"What!" cried he in astonishment, drawing up again in front of the charwoman, now somewhat cowed by Crawford's abrupt, and vigorous, and abstracted manner. "Don't you call six feet a tall man? Have you lived among Patagonians all your life?"

"No, sir; I can't say I ever lived with any people of that name," she said, bridling a little. She did not understand being spoken to by any one in that peremptory and belittling way, and if all came to all it wasn't the rich Mr. Crawford who paid her and supplied the food she had eaten, but poor Mr. Layard, who gave himself no airs, but was always a pleasant gentleman, though he was not in the counting-house of the great Welford Gas Company, but in the works, where her own husband was employed.

"Why, don't you consider a man four inches taller than I a tall man?" cried Crawford, drawing brows down over his quick furtive eyes, and looking at the woman as if he was reproaching her with having committed a heinous crime.

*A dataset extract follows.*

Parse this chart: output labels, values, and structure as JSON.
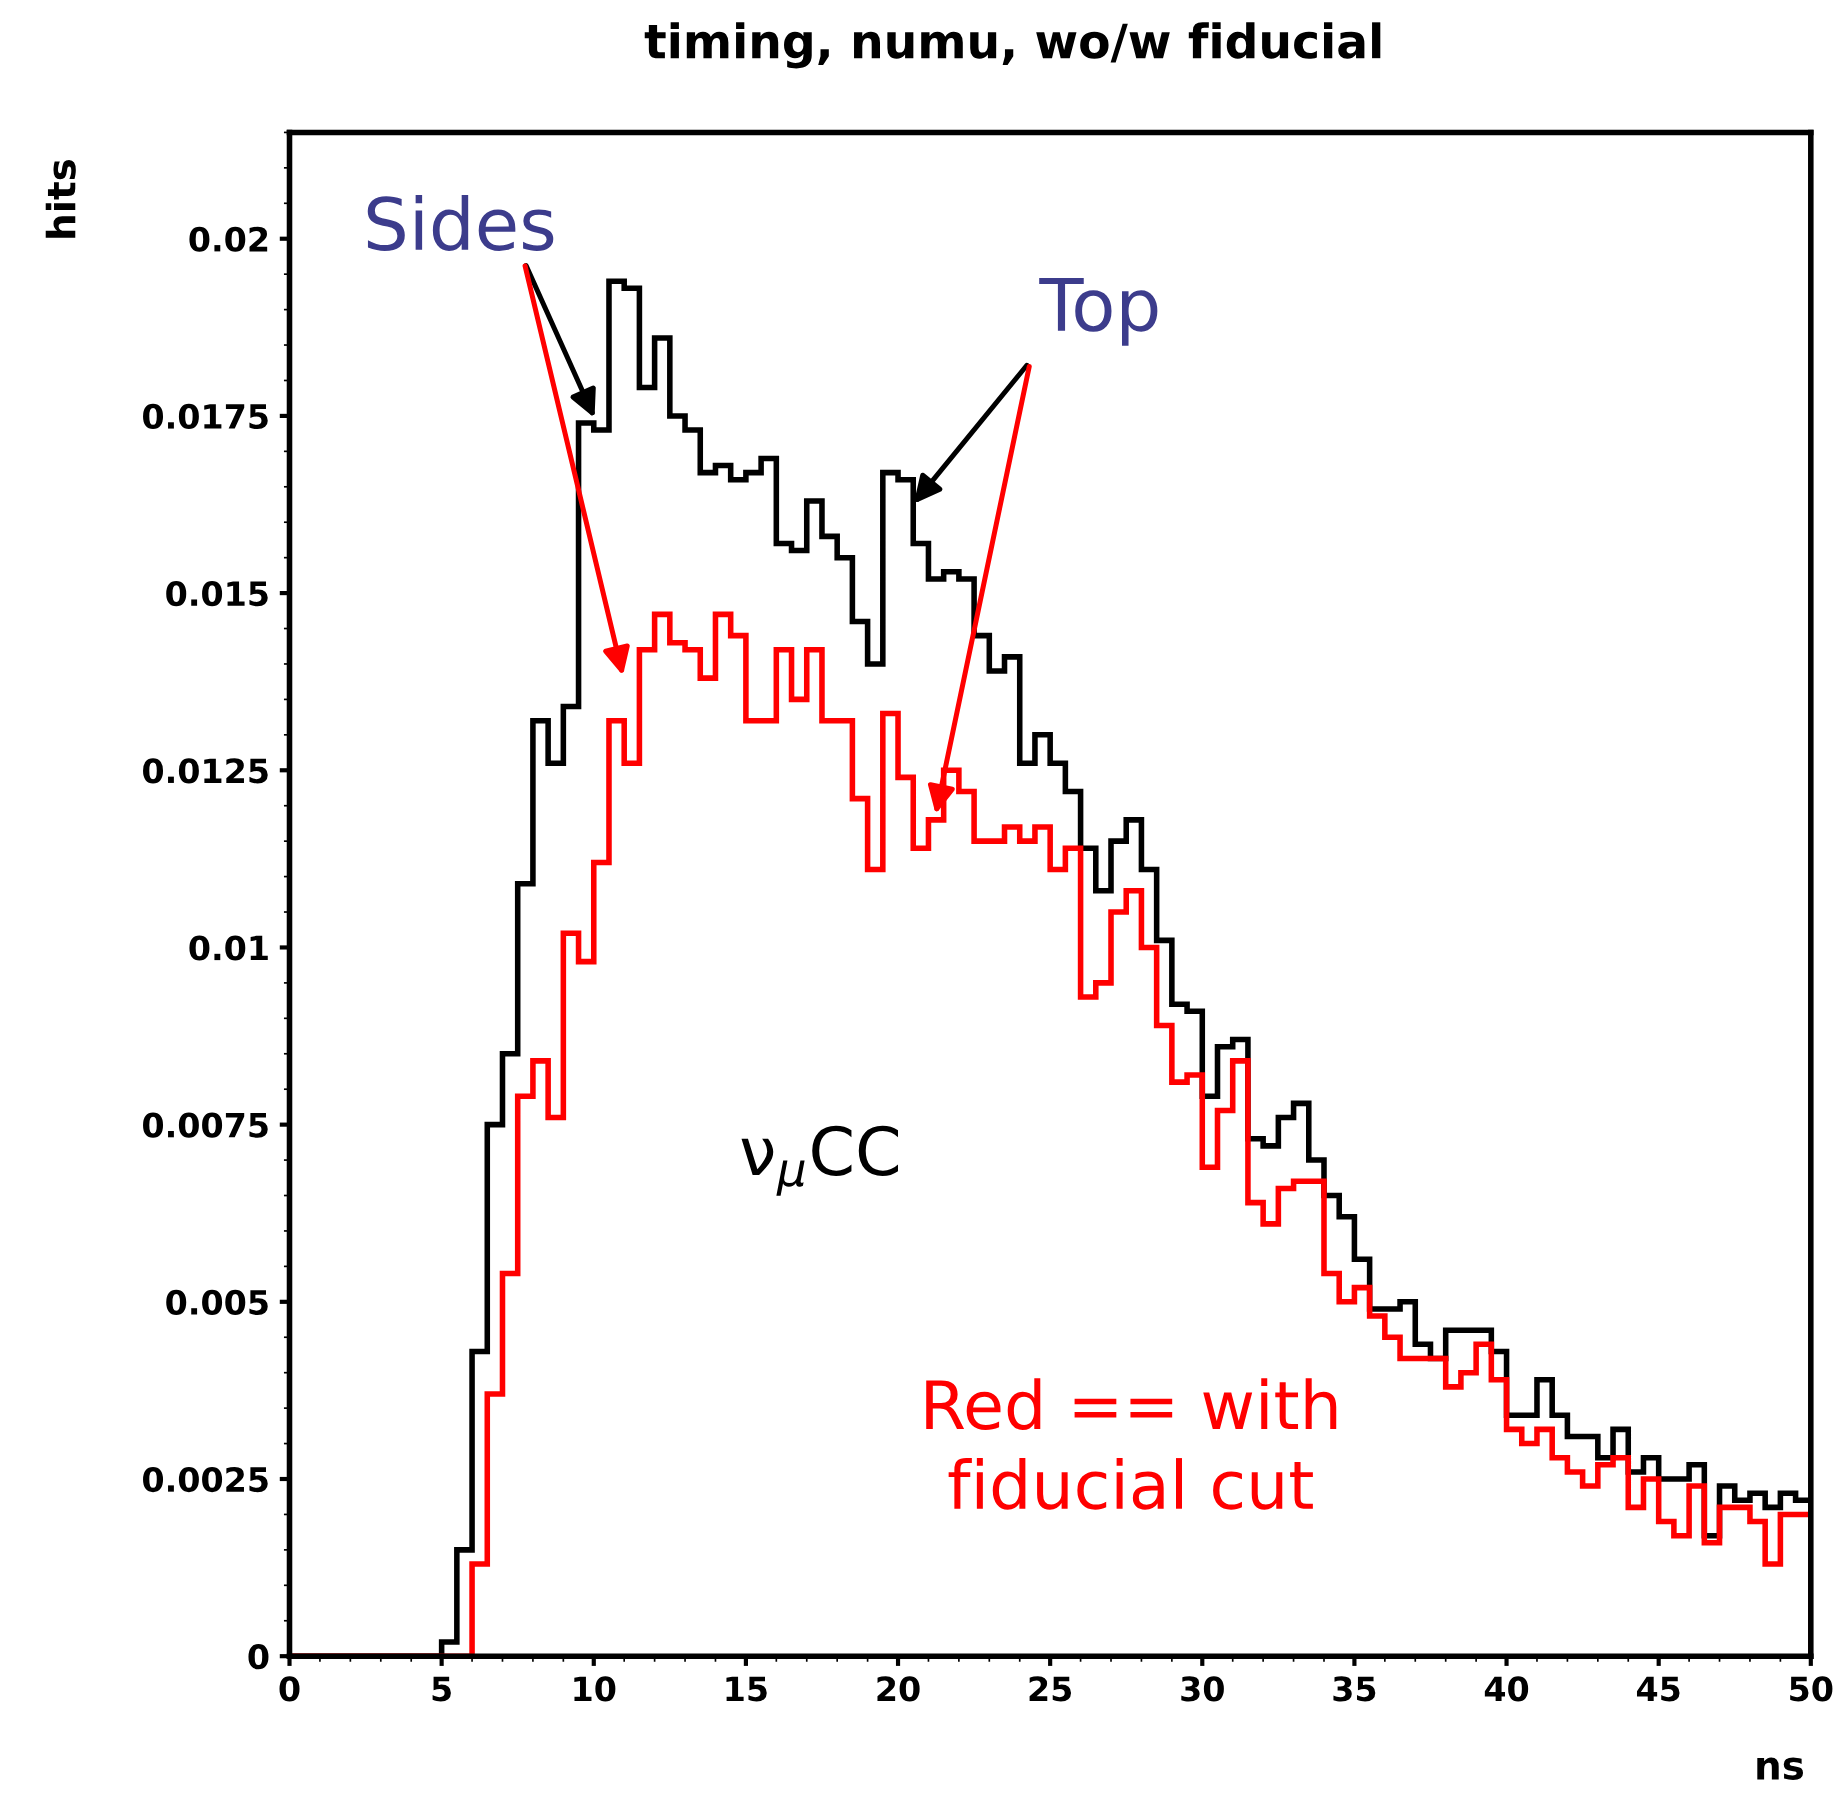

"Four inches taller than you!" said the woman with scornful asperity. "I never said he was four inches taller than you, sir. He isn't four inches taller than you, Mr. Crawford."

"He is."

"Excuse me, sir; if you tell me so, of course I have nothing more to say," said Mrs. Grainger, rising with severity and dignity. "The gentleman that lives on Poland's Ait is a shorter man than you, sir."

"Are you sure?" said Crawford, standing for the third time in front of the woman.

"Quite certain."

"Shorter than I?" said he, in a tone of abstraction, as he gnawed his knuckles, unconscious of her presence--"shorter than I?" he repeated, lost in thought. "Then he can't be Philip Ray," he cried in a tone of relief. The words were uttered, not for Mrs. Grainger's hearing, but for his own. He wanted to have this pleasant assurance in his ear as well as in his mind.

"I never said he was, sir; I said he was Mr. Bramwell--Mr. Francis Bramwell," said Mrs. Grainger, making a mock courtesy and moving towards the door.